A Meditation on Doctrine With Wings

2023-07-13 A Meditation on Doctrine With Wings

“12 Blessed is the man who remains steadfast under trial, for when he has stood the test he will receive the crown of life, which God has promised to those who love him. 13 Let no one say when he is tempted, “I am being tempted by God,” for God cannot be tempted with evil, and he himself tempts no one. 14 But each person is tempted when he is lured and enticed by his own desire. 15 Then desire when it has conceived gives birth to sin, and sin when it is fully grown brings forth death. 16 Do not be deceived, my beloved brothers. 17 Every good gift and every perfect gift is from above, coming down from the Father of lights, with whom there is no variation or shadow due to change. 18 Of his own will he brought us forth by the word of truth, that we should be a kind of firstfruits of his creatures.” (Jas 1:12–18 ESV)

Ask the average bearer of a cross, the average one with a cruciform testimony, just how that theology carries a load, and they will tell of winsome Word that has gone the full gamut. It has flexed ideological muscle, holding up under intellectual scrutiny (“Is this a sensible creed?”) and painstaking application to what is practical (“Can it lighten my burden?”). The soldier is bearing on their back a light burden and a simple exchange of testimony for assurance from Above.
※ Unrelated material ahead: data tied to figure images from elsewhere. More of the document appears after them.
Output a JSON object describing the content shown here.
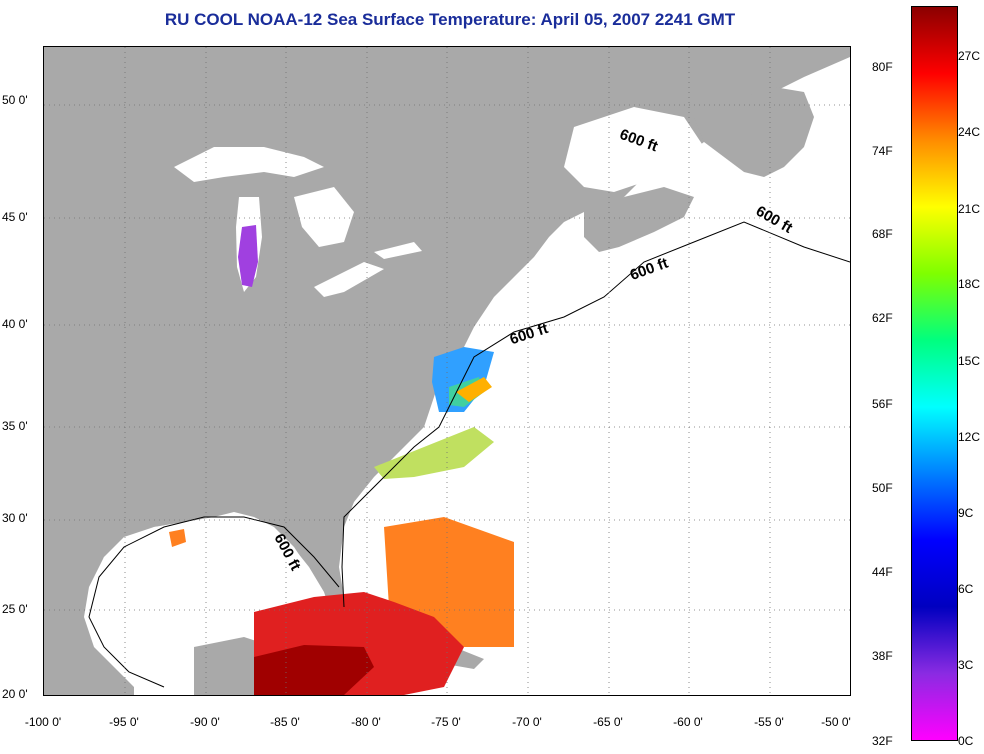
{
  "title": "RU COOL  NOAA-12  Sea Surface Temperature:  April 05, 2007 2241 GMT",
  "lat_labels": [
    "50 0'",
    "45 0'",
    "40 0'",
    "35 0'",
    "30 0'",
    "25 0'",
    "20 0'"
  ],
  "lon_labels": [
    "-100 0'",
    "-95 0'",
    "-90 0'",
    "-85 0'",
    "-80 0'",
    "-75 0'",
    "-70 0'",
    "-65 0'",
    "-60 0'",
    "-55 0'",
    "-50 0'"
  ],
  "isobath_labels": [
    "600 ft",
    "600 ft",
    "600 ft",
    "600 ft",
    "600 ft"
  ],
  "colorbar": {
    "fahrenheit_labels": [
      "80F",
      "74F",
      "68F",
      "62F",
      "56F",
      "50F",
      "44F",
      "38F",
      "32F"
    ],
    "celsius_labels": [
      "27C",
      "24C",
      "21C",
      "18C",
      "15C",
      "12C",
      "9C",
      "6C",
      "3C",
      "0C"
    ],
    "gradient_colors": [
      "#8b0000",
      "#ff0000",
      "#ff8c00",
      "#ffff00",
      "#7fff00",
      "#00ff7f",
      "#00ffff",
      "#0080ff",
      "#0000ff",
      "#0000c0",
      "#8a2be2",
      "#ff00ff"
    ]
  },
  "colors": {
    "land": "#a9a9a9",
    "no_data": "#ffffff",
    "title": "#1a2d9a"
  }
}
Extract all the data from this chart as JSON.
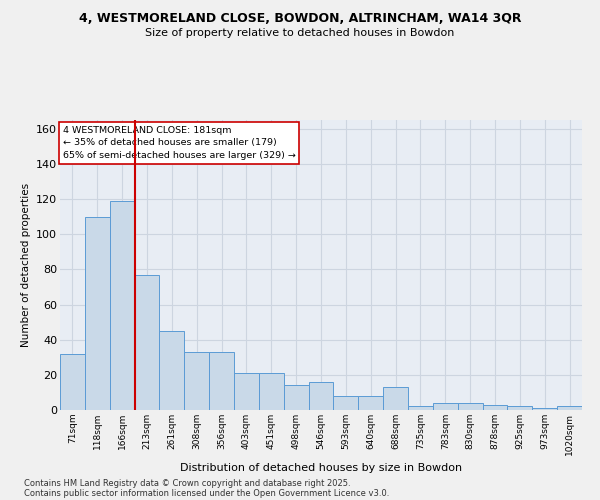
{
  "title1": "4, WESTMORELAND CLOSE, BOWDON, ALTRINCHAM, WA14 3QR",
  "title2": "Size of property relative to detached houses in Bowdon",
  "xlabel": "Distribution of detached houses by size in Bowdon",
  "ylabel": "Number of detached properties",
  "categories": [
    "71sqm",
    "118sqm",
    "166sqm",
    "213sqm",
    "261sqm",
    "308sqm",
    "356sqm",
    "403sqm",
    "451sqm",
    "498sqm",
    "546sqm",
    "593sqm",
    "640sqm",
    "688sqm",
    "735sqm",
    "783sqm",
    "830sqm",
    "878sqm",
    "925sqm",
    "973sqm",
    "1020sqm"
  ],
  "values": [
    32,
    110,
    119,
    77,
    45,
    33,
    33,
    21,
    21,
    14,
    16,
    8,
    8,
    13,
    2,
    4,
    4,
    3,
    2,
    1,
    2
  ],
  "bar_color": "#c9d9e8",
  "bar_edge_color": "#5b9bd5",
  "vline_color": "#cc0000",
  "vline_x": 2.5,
  "annotation_text": "4 WESTMORELAND CLOSE: 181sqm\n← 35% of detached houses are smaller (179)\n65% of semi-detached houses are larger (329) →",
  "annotation_box_color": "#ffffff",
  "annotation_box_edge": "#cc0000",
  "ylim": [
    0,
    165
  ],
  "yticks": [
    0,
    20,
    40,
    60,
    80,
    100,
    120,
    140,
    160
  ],
  "grid_color": "#cdd5e0",
  "background_color": "#e8edf4",
  "fig_background": "#f0f0f0",
  "footer1": "Contains HM Land Registry data © Crown copyright and database right 2025.",
  "footer2": "Contains public sector information licensed under the Open Government Licence v3.0."
}
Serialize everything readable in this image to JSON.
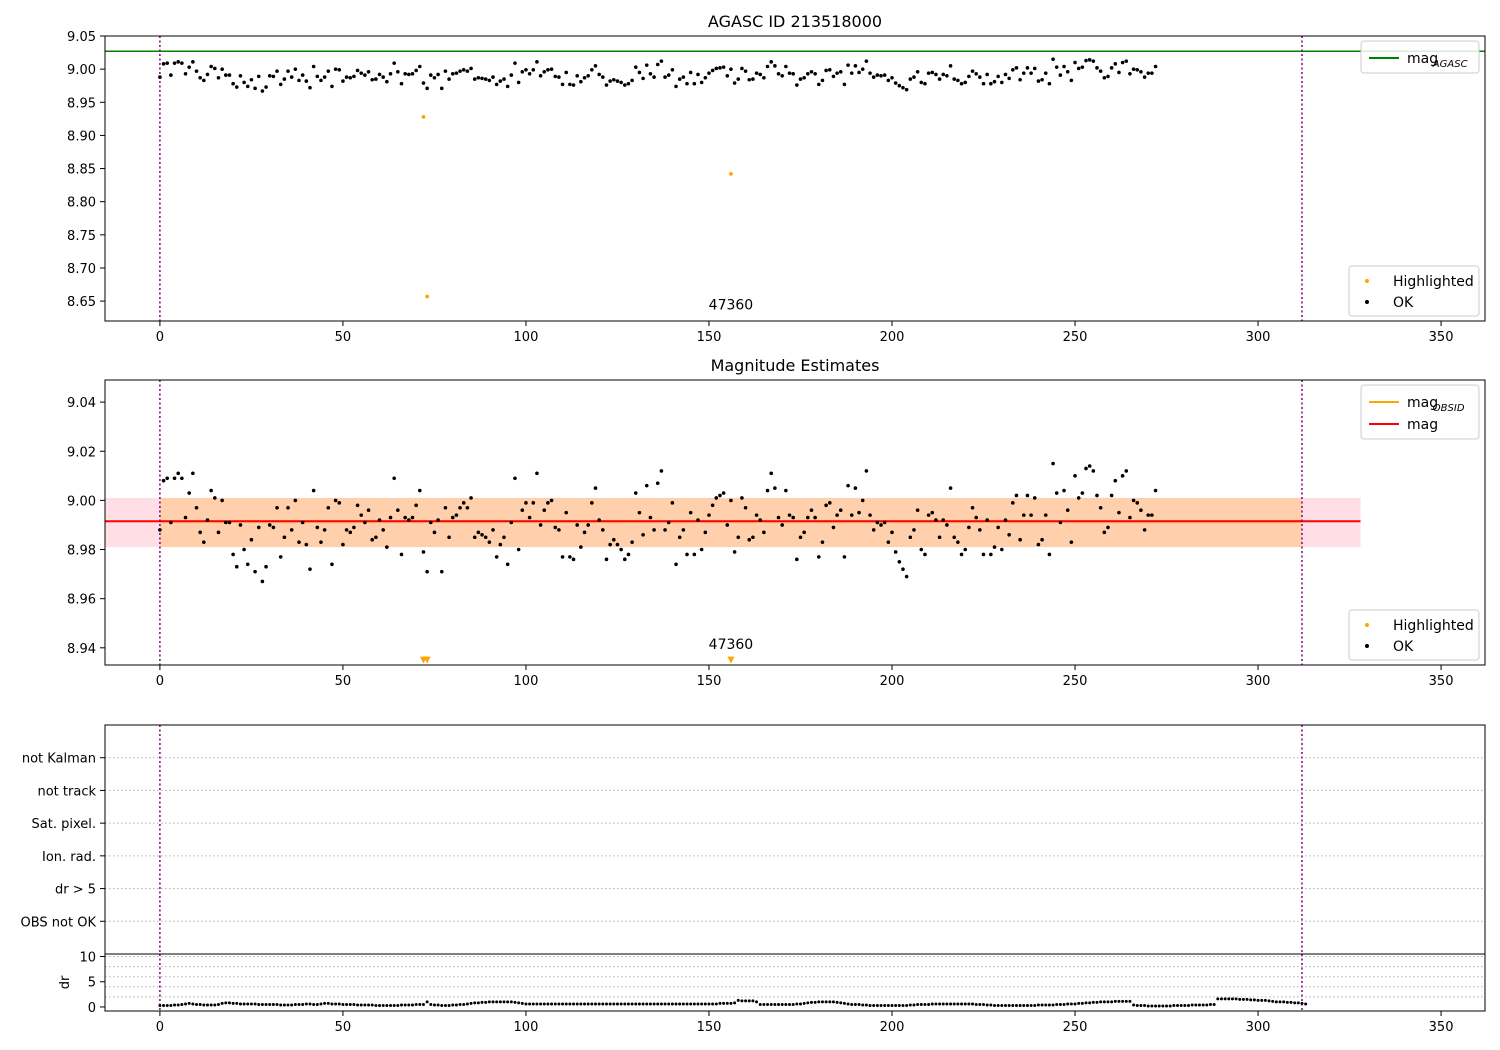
{
  "chart_data": [
    {
      "type": "scatter",
      "title": "AGASC ID 213518000",
      "xlim": [
        -15,
        362
      ],
      "ylim": [
        8.62,
        9.05
      ],
      "xticks": [
        0,
        50,
        100,
        150,
        200,
        250,
        300,
        350
      ],
      "yticks": [
        8.65,
        8.7,
        8.75,
        8.8,
        8.85,
        8.9,
        8.95,
        9.0,
        9.05
      ],
      "ytick_decimals": 2,
      "grid": false,
      "vlines": [
        0,
        312
      ],
      "obsid_annotation": {
        "text": "47360",
        "x": 156,
        "y": 8.645
      },
      "hlines": [
        {
          "name": "mag",
          "subscript": "AGASC",
          "y": 9.027,
          "color": "#008000"
        }
      ],
      "series": [
        {
          "name": "Highlighted",
          "color": "#ffa500",
          "points": [
            [
              72,
              8.928
            ],
            [
              73,
              8.657
            ],
            [
              156,
              8.842
            ]
          ]
        },
        {
          "name": "OK",
          "color": "#000000",
          "values": [
            8.988,
            9.008,
            9.009,
            8.991,
            9.009,
            9.011,
            9.009,
            8.993,
            9.003,
            9.011,
            8.997,
            8.987,
            8.983,
            8.992,
            9.004,
            9.001,
            8.987,
            9.0,
            8.991,
            8.991,
            8.978,
            8.973,
            8.99,
            8.98,
            8.974,
            8.984,
            8.971,
            8.989,
            8.967,
            8.973,
            8.99,
            8.989,
            8.997,
            8.977,
            8.985,
            8.997,
            8.988,
            9.0,
            8.983,
            8.991,
            8.982,
            8.972,
            9.004,
            8.989,
            8.983,
            8.988,
            8.997,
            8.974,
            9.0,
            8.999,
            8.982,
            8.988,
            8.987,
            8.989,
            8.998,
            8.994,
            8.991,
            8.996,
            8.984,
            8.985,
            8.992,
            8.988,
            8.981,
            8.993,
            9.009,
            8.996,
            8.978,
            8.993,
            8.992,
            8.993,
            8.998,
            9.004,
            8.979,
            8.971,
            8.991,
            8.987,
            8.992,
            8.971,
            8.997,
            8.985,
            8.993,
            8.994,
            8.997,
            8.999,
            8.997,
            9.001,
            8.985,
            8.987,
            8.986,
            8.985,
            8.983,
            8.988,
            8.977,
            8.982,
            8.985,
            8.974,
            8.991,
            9.009,
            8.98,
            8.996,
            8.999,
            8.993,
            8.999,
            9.011,
            8.99,
            8.996,
            8.999,
            9.0,
            8.989,
            8.988,
            8.977,
            8.995,
            8.977,
            8.976,
            8.99,
            8.981,
            8.987,
            8.99,
            8.999,
            9.005,
            8.992,
            8.988,
            8.976,
            8.982,
            8.984,
            8.982,
            8.98,
            8.976,
            8.978,
            8.983,
            9.003,
            8.995,
            8.986,
            9.006,
            8.993,
            8.988,
            9.007,
            9.012,
            8.988,
            8.991,
            8.999,
            8.974,
            8.985,
            8.988,
            8.978,
            8.995,
            8.978,
            8.992,
            8.98,
            8.987,
            8.994,
            8.998,
            9.001,
            9.002,
            9.003,
            8.99,
            9.0,
            8.979,
            8.985,
            9.001,
            8.997,
            8.984,
            8.985,
            8.994,
            8.992,
            8.987,
            9.004,
            9.011,
            9.005,
            8.993,
            8.99,
            9.004,
            8.994,
            8.993,
            8.976,
            8.985,
            8.987,
            8.993,
            8.996,
            8.993,
            8.977,
            8.983,
            8.998,
            8.999,
            8.989,
            8.994,
            8.996,
            8.977,
            9.006,
            8.994,
            9.005,
            8.995,
            9.0,
            9.012,
            8.994,
            8.988,
            8.991,
            8.99,
            8.991,
            8.983,
            8.987,
            8.979,
            8.975,
            8.972,
            8.969,
            8.985,
            8.988,
            8.996,
            8.98,
            8.978,
            8.994,
            8.995,
            8.992,
            8.985,
            8.992,
            8.99,
            9.005,
            8.985,
            8.983,
            8.978,
            8.98,
            8.989,
            8.997,
            8.993,
            8.988,
            8.978,
            8.992,
            8.978,
            8.981,
            8.989,
            8.98,
            8.992,
            8.986,
            8.999,
            9.002,
            8.984,
            8.994,
            9.002,
            8.994,
            9.001,
            8.982,
            8.984,
            8.994,
            8.978,
            9.015,
            9.003,
            8.991,
            9.004,
            8.996,
            8.983,
            9.01,
            9.001,
            9.003,
            9.013,
            9.014,
            9.012,
            9.002,
            8.997,
            8.987,
            8.989,
            9.002,
            9.008,
            8.995,
            9.01,
            9.012,
            8.993,
            9.0,
            8.999,
            8.996,
            8.988,
            8.994,
            8.994,
            9.004
          ]
        }
      ],
      "legends": {
        "lines": {
          "loc": "upper right"
        },
        "points": {
          "loc": "lower right"
        }
      }
    },
    {
      "type": "scatter",
      "title": "Magnitude Estimates",
      "xlim": [
        -15,
        362
      ],
      "ylim": [
        8.933,
        9.049
      ],
      "xticks": [
        0,
        50,
        100,
        150,
        200,
        250,
        300,
        350
      ],
      "yticks": [
        8.94,
        8.96,
        8.98,
        9.0,
        9.02,
        9.04
      ],
      "ytick_decimals": 2,
      "grid": false,
      "vlines": [
        0,
        312
      ],
      "obsid_annotation": {
        "text": "47360",
        "x": 156,
        "y": 8.937
      },
      "bands": [
        {
          "x0": -15,
          "x1": 328,
          "y0": 8.981,
          "y1": 9.001,
          "color": "#ffc0cb",
          "opacity": 0.5
        },
        {
          "x0": 0,
          "x1": 312,
          "y0": 8.981,
          "y1": 9.001,
          "color": "#ffa500",
          "opacity": 0.25
        }
      ],
      "hline_segments": [
        {
          "name": "mag",
          "subscript": "OBSID",
          "x0": 0,
          "x1": 312,
          "y": 8.9915,
          "color": "#ffa500"
        },
        {
          "name": "mag",
          "subscript": "",
          "x0": -15,
          "x1": 328,
          "y": 8.9915,
          "color": "#ff0000"
        }
      ],
      "series": [
        {
          "name": "Highlighted",
          "color": "#ffa500",
          "marker": "triangle-down",
          "points": [
            [
              72,
              8.935
            ],
            [
              73,
              8.935
            ],
            [
              156,
              8.935
            ]
          ]
        },
        {
          "name": "OK",
          "color": "#000000",
          "same_as_panel": 0
        }
      ],
      "legends": {
        "lines": {
          "loc": "upper right"
        },
        "points": {
          "loc": "lower right"
        }
      }
    },
    {
      "type": "table",
      "title": "",
      "xlim": [
        -15,
        362
      ],
      "flag_rows": [
        "not Kalman",
        "not track",
        "Sat. pixel.",
        "Ion. rad.",
        "dr > 5",
        "OBS not OK"
      ],
      "vlines": [
        0,
        312
      ],
      "flags": []
    },
    {
      "type": "scatter",
      "title": "",
      "xlim": [
        -15,
        362
      ],
      "ylim": [
        -0.8,
        10.5
      ],
      "xticks": [
        0,
        50,
        100,
        150,
        200,
        250,
        300,
        350
      ],
      "yticks": [
        0,
        5,
        10
      ],
      "ylabel": "dr",
      "grid": true,
      "vlines": [
        0,
        312
      ],
      "series": [
        {
          "name": "dr",
          "color": "#000000",
          "values": [
            0.3,
            0.3,
            0.3,
            0.3,
            0.4,
            0.4,
            0.5,
            0.6,
            0.7,
            0.6,
            0.5,
            0.5,
            0.4,
            0.4,
            0.4,
            0.4,
            0.5,
            0.7,
            0.8,
            0.8,
            0.7,
            0.7,
            0.6,
            0.6,
            0.6,
            0.6,
            0.6,
            0.5,
            0.5,
            0.5,
            0.5,
            0.5,
            0.5,
            0.4,
            0.4,
            0.4,
            0.4,
            0.5,
            0.5,
            0.5,
            0.6,
            0.6,
            0.5,
            0.5,
            0.6,
            0.7,
            0.7,
            0.6,
            0.6,
            0.6,
            0.5,
            0.5,
            0.5,
            0.5,
            0.4,
            0.4,
            0.4,
            0.4,
            0.4,
            0.3,
            0.3,
            0.3,
            0.3,
            0.3,
            0.3,
            0.3,
            0.4,
            0.4,
            0.4,
            0.4,
            0.5,
            0.5,
            0.5,
            1.0,
            0.5,
            0.4,
            0.4,
            0.3,
            0.3,
            0.3,
            0.4,
            0.4,
            0.5,
            0.5,
            0.6,
            0.7,
            0.8,
            0.8,
            0.9,
            0.9,
            1.0,
            1.0,
            1.0,
            1.0,
            1.0,
            1.0,
            1.0,
            0.9,
            0.8,
            0.7,
            0.6,
            0.6,
            0.6,
            0.6,
            0.6,
            0.6,
            0.6,
            0.6,
            0.6,
            0.6,
            0.6,
            0.6,
            0.6,
            0.6,
            0.6,
            0.6,
            0.6,
            0.6,
            0.6,
            0.6,
            0.6,
            0.6,
            0.6,
            0.6,
            0.6,
            0.6,
            0.6,
            0.6,
            0.6,
            0.6,
            0.6,
            0.6,
            0.6,
            0.6,
            0.6,
            0.6,
            0.6,
            0.6,
            0.6,
            0.6,
            0.6,
            0.6,
            0.6,
            0.6,
            0.6,
            0.6,
            0.6,
            0.6,
            0.6,
            0.6,
            0.6,
            0.6,
            0.6,
            0.7,
            0.7,
            0.7,
            0.7,
            0.8,
            1.3,
            1.2,
            1.2,
            1.2,
            1.2,
            1.0,
            0.5,
            0.5,
            0.5,
            0.5,
            0.5,
            0.5,
            0.5,
            0.5,
            0.5,
            0.5,
            0.6,
            0.6,
            0.7,
            0.8,
            0.9,
            0.9,
            1.0,
            1.0,
            1.0,
            1.0,
            1.0,
            0.9,
            0.8,
            0.7,
            0.6,
            0.5,
            0.5,
            0.5,
            0.4,
            0.4,
            0.3,
            0.3,
            0.3,
            0.3,
            0.3,
            0.3,
            0.3,
            0.3,
            0.3,
            0.3,
            0.3,
            0.4,
            0.4,
            0.5,
            0.5,
            0.5,
            0.5,
            0.6,
            0.6,
            0.6,
            0.6,
            0.6,
            0.6,
            0.6,
            0.6,
            0.6,
            0.6,
            0.6,
            0.6,
            0.5,
            0.5,
            0.5,
            0.4,
            0.4,
            0.3,
            0.3,
            0.3,
            0.3,
            0.3,
            0.3,
            0.3,
            0.3,
            0.3,
            0.3,
            0.3,
            0.3,
            0.4,
            0.4,
            0.4,
            0.4,
            0.4,
            0.5,
            0.5,
            0.5,
            0.6,
            0.6,
            0.6,
            0.7,
            0.7,
            0.8,
            0.8,
            0.9,
            0.9,
            1.0,
            1.0,
            1.0,
            1.0,
            1.1,
            1.1,
            1.1,
            1.1,
            1.1,
            0.4,
            0.3,
            0.3,
            0.3,
            0.2,
            0.2,
            0.2,
            0.2,
            0.2,
            0.2,
            0.2,
            0.3,
            0.3,
            0.3,
            0.3,
            0.3,
            0.4,
            0.4,
            0.4,
            0.4,
            0.4,
            0.5,
            0.5,
            1.6,
            1.6,
            1.6,
            1.6,
            1.6,
            1.6,
            1.5,
            1.5,
            1.5,
            1.4,
            1.4,
            1.3,
            1.3,
            1.3,
            1.2,
            1.1,
            1.0,
            1.0,
            1.0,
            0.9,
            0.9,
            0.8,
            0.8,
            0.7,
            0.6
          ]
        }
      ]
    }
  ]
}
And this creed is something strong but also delicate: we call it many things, good breeding, character, loving nature, camaraderie, affectionate desire. We mourn when others, pinched or panicking, seem to fail to “get” what seems common sense: no laborious demands of submission, but an airy demand that we salute this same practicality and call for agency. We are agents of the Lord, we are to salute, and to cease to compete as to which one is the secret “head”, for we are friends one with another, and love, and long to be in the machine of service unto a skeptical and lost world.

Some doctrine has wings. Some doctrine goes all the way through. We discover this often not with our innate sense of good taste or of fashion, but in this field, as it carries us through the day, as it preserves those ideals we hold to be holy. Keeping us holy, keeping us in dialog, keeping us in good labors.

That is, we live into and unto our creed. We embellish plain speech, theology, prayer time, some nod to what we hold to be holy, with deeds and exploration, no longer exasperated. Indeed, the plain complaint that crazy deeds are putting people at risk, spiritually, physically, is an exasperation that meets forgiveness. We need not occupy ourselves with thoughts too holy for us, as to whom God saves and how and in what manner. But we tinker with that sense of exasperation, because it is easy for people to flip-flop: I was strong, then my convictions met an interloper, an odd face, a new explanatory device; I lacked the backbone to distinguish betwixt the two.

That is, creed lived out is a creed proven in the trenches of life. In the fighting posture, in foxhole and bunker, it bears a load. It bears the weight of much pragmatic experimentation. It suffers wisely under our banter and jokes, it holds up under our meek sense of guilt at some things, it encourages us to be strong for a bigger war, a war that begins when for once we proclaim ourselves to be forgiven. It is a creed airy and hung on the laundry line bright and proper, to billow in the summer air. It is our inner delight, our ebullience at day’s end, our solemn discovery now joyous and personal to us.

This is the certainty that even to become exasperated is a bit of a sin; we learn instead to love through the pains of child-rearing, of those less experienced than us or—this we learn—simply with complementary life experience. That is a love bedrock, patient, and determined. It is submission not to our own sinful devices, but to a shared Creed and Cause. We are flag-bearers for the Lord and more: we are inducted and submitted to a Word and Creed, a lifestyle called Holy, an experiment underway called Society, called Soldiering, called Religion. And that is something mysterious, but this we know: that it goes all the way through the matter; it is strong for whatever comes our way; it bears a load.